As with all case–control studies, there is the potential for recall bias, although for most variables measured in this study, there is no reason to expect that cases and controls would respond differently. Furthermore, with the use of a questionnaire to measure risk factors there is the potential for measurement error and misclassification bias. However, it is expected that any misclassification would be non-differential which generally tends to bias toward the null [47]. A full food frequency questionnaire was not administered, limiting the number of foods, beverages, and supplements measured. Thus, total energy intake was not measured in this study. In regard to smoking, we found that the risk of pancreatic cancer among former smokers was not significantly different from that of never smokers. Length of time since quitting smoking is a potentially important factor that was not measured in this study. Future studies would benefit from more comprehensive measures of diet and smoking, including passive smoking, since this is an important component of cigarette smoke exposure. Finally, future studies should be designed with sufficient power to further explore the interactions between smoking history and pancreatic cancer risk factors.

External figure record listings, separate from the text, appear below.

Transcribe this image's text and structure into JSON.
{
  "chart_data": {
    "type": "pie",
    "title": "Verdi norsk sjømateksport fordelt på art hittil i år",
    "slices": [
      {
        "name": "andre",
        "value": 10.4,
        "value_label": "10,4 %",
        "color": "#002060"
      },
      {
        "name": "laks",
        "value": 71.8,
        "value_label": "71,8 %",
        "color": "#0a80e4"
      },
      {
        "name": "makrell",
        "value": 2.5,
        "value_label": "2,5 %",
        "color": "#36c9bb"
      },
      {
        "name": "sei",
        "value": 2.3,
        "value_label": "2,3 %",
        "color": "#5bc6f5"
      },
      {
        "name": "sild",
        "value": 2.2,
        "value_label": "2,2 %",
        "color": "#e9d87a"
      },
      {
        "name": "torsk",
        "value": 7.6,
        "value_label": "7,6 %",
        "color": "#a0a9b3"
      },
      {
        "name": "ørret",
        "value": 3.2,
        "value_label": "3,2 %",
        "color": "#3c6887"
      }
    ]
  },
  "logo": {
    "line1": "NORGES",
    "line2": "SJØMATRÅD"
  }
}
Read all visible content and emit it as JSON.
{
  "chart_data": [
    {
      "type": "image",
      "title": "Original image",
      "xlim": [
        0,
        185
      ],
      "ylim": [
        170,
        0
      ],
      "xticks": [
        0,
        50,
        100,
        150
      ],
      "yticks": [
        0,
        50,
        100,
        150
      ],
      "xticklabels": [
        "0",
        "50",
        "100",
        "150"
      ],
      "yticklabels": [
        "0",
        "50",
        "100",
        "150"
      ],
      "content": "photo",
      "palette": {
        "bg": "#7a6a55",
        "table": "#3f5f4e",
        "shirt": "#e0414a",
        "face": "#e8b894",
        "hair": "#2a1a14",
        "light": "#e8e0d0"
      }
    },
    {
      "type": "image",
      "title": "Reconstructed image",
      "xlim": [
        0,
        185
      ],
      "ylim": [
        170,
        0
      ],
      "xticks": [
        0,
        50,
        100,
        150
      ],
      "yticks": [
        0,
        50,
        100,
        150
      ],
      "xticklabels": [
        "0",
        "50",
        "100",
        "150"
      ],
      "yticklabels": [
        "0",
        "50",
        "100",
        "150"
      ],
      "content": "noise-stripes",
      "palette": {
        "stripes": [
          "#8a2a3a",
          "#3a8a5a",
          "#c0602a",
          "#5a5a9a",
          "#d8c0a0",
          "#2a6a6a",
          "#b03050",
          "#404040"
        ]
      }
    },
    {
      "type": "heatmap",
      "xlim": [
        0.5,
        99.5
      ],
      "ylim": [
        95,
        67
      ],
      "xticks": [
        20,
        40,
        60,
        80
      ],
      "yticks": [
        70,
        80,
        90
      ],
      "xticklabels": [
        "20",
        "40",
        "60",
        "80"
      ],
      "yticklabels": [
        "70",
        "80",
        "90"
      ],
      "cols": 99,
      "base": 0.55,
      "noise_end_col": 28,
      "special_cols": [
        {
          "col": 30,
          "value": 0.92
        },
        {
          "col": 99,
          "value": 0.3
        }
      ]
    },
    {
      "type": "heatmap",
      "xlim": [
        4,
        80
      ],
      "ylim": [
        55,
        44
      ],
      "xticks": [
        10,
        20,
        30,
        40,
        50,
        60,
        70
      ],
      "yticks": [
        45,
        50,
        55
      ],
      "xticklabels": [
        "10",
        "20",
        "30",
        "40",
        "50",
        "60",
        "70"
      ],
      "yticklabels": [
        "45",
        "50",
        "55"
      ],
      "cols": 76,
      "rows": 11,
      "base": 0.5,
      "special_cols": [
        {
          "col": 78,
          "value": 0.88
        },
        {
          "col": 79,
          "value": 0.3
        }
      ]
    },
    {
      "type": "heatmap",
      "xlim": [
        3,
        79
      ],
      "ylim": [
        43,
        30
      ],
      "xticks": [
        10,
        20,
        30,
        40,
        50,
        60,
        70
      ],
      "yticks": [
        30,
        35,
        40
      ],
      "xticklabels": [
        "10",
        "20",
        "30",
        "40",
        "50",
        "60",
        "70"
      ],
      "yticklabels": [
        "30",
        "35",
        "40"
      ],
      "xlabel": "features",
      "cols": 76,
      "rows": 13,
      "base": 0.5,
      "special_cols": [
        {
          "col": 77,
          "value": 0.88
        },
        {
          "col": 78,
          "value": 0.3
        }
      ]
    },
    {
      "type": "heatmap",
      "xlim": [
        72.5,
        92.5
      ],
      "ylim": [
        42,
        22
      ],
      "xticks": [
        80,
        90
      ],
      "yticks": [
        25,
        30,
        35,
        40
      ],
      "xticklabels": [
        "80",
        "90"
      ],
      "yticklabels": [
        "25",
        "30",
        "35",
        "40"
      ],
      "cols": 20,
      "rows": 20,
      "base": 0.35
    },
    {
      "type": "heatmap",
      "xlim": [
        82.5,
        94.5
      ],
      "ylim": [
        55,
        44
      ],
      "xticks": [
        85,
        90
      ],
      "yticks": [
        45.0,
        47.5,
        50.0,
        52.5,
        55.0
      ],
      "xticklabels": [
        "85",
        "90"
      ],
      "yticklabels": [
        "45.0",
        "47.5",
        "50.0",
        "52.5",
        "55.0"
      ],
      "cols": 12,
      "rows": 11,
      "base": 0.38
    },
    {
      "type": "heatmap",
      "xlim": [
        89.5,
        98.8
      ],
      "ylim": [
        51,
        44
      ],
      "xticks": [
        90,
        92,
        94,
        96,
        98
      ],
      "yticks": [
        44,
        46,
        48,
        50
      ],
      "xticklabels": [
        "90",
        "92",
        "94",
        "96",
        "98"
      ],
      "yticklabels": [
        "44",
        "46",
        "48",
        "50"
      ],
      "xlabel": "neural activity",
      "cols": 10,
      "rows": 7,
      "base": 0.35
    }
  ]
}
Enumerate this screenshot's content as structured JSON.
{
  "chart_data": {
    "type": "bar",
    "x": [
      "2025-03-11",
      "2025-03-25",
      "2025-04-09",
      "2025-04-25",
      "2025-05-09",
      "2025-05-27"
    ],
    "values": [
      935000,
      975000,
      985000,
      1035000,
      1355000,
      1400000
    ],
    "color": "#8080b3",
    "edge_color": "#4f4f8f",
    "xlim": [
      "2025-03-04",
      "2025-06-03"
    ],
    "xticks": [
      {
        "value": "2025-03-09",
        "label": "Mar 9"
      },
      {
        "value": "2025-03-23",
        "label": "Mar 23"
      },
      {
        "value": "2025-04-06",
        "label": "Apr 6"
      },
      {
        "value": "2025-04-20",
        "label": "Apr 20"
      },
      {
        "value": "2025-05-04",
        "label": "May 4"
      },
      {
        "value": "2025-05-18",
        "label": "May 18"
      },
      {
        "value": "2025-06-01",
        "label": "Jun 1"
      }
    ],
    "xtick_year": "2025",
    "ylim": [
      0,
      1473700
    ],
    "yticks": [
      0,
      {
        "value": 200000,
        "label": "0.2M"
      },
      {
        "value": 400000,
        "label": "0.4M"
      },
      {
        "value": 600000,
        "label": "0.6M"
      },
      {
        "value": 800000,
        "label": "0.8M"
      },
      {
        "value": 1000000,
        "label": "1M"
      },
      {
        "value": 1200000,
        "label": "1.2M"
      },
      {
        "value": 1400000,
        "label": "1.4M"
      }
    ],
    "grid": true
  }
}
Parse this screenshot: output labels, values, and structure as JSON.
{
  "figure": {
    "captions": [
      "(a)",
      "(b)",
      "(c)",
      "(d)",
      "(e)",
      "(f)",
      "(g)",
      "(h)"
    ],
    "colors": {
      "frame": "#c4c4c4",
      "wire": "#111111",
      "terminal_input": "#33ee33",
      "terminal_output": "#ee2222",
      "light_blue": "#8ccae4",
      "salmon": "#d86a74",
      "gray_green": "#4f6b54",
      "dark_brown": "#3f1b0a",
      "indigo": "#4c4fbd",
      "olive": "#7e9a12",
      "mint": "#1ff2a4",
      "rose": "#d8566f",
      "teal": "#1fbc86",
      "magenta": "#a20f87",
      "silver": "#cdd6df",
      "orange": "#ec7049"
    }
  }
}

One of the strengths of this study is that we were able to control for many variables simultaneously. Overall, the observed risk estimates are in the expected direction and magnitude of association for all the variables (except alcohol) and are consistent with previous literature. This study adds further support to the associations observed between dietary and lifestyle factors and pancreatic cancer risk, and suggests that interactions might exist between some risk factors and smoking status; however, larger studies are needed to explore this further. Some of the identified variables are modifiable and thus may be important in the prevention of this fatal malignancy. There is no screening test available for pancreatic cancer, thus identifying people at high risk (e.g., individuals with a family history of pancreatic cancer or obese persons) may be an important first step in the primary prevention of pancreatic cancer.